I have mixed feelings regarding Deep Blue as an accomplishment in AI. In some sense, the fact that this machine beat a world-class player is an accomplishment in computing, but not necessarily intelligence. I liken this to a situation where our calculators reduce complex mathematical formulas in microseconds. Although this is impressive, most people do not consider this a marvel of intelligence.
The common understanding is that Deep Blue was a brute force attack on the search space. As we begin to address more complex information spaces with search, it becomes increasingly important to incorporate knowledge from the particular domain to reduce that space. This is essentially the theme that I introduced in the evaluation of the previous paper, and I hope to incorporate this notion into my implementation of strategy for games.

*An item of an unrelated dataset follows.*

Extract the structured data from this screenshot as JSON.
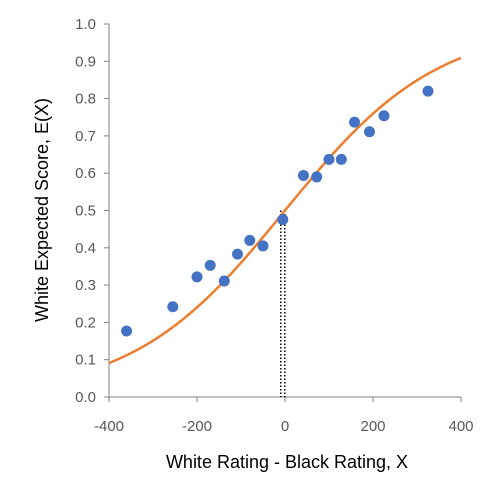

E. Simple Project: Win Small Stakes Holdem


Although the challenges of playing poker in a physical world are great, the most difficult task for my robot is actually determining a winning strategy. I would like to focus on this particular task, and the multiple levels of reasoning. In particular, my goal is to be able to win Small-Stakes/Low-Limit Texas Holdem. Although this game is characterized by poor opposition making numerous mistakes, it is by no means an easy game. However, I am optimistic given the body of literature and availability of large sets of training data that this can be done in the last third of the course. The likelihood of me choosing this project is very high.

References

[1] Billings, D., Burch, N., Davidson, A. Holte R., Schaeffer, J., Schauenberg, T., & Szafron, D. (2003). . Approximating Game-Theoretic Optimal Strategies in Full-scale Poker. In Proceedings of the 2003 International Joint Conference on Artificial Intelligence.
[2] Campbell, M., Hoane, A. J., & Hsu, F. (2002). Deep Blue. Artificial Intelligence (134), pp. 57 – 83.

[3] Russell, S. & Norvig, P. (2003). Artificial Intelligence A Modern Approach. Pearson Education International.
[4] Sturtevant, N. R., & Korf, R. E. (2004). On Pruning Techniques for Multi-Player Games. Computer Science Department, University of California, Los Angeles.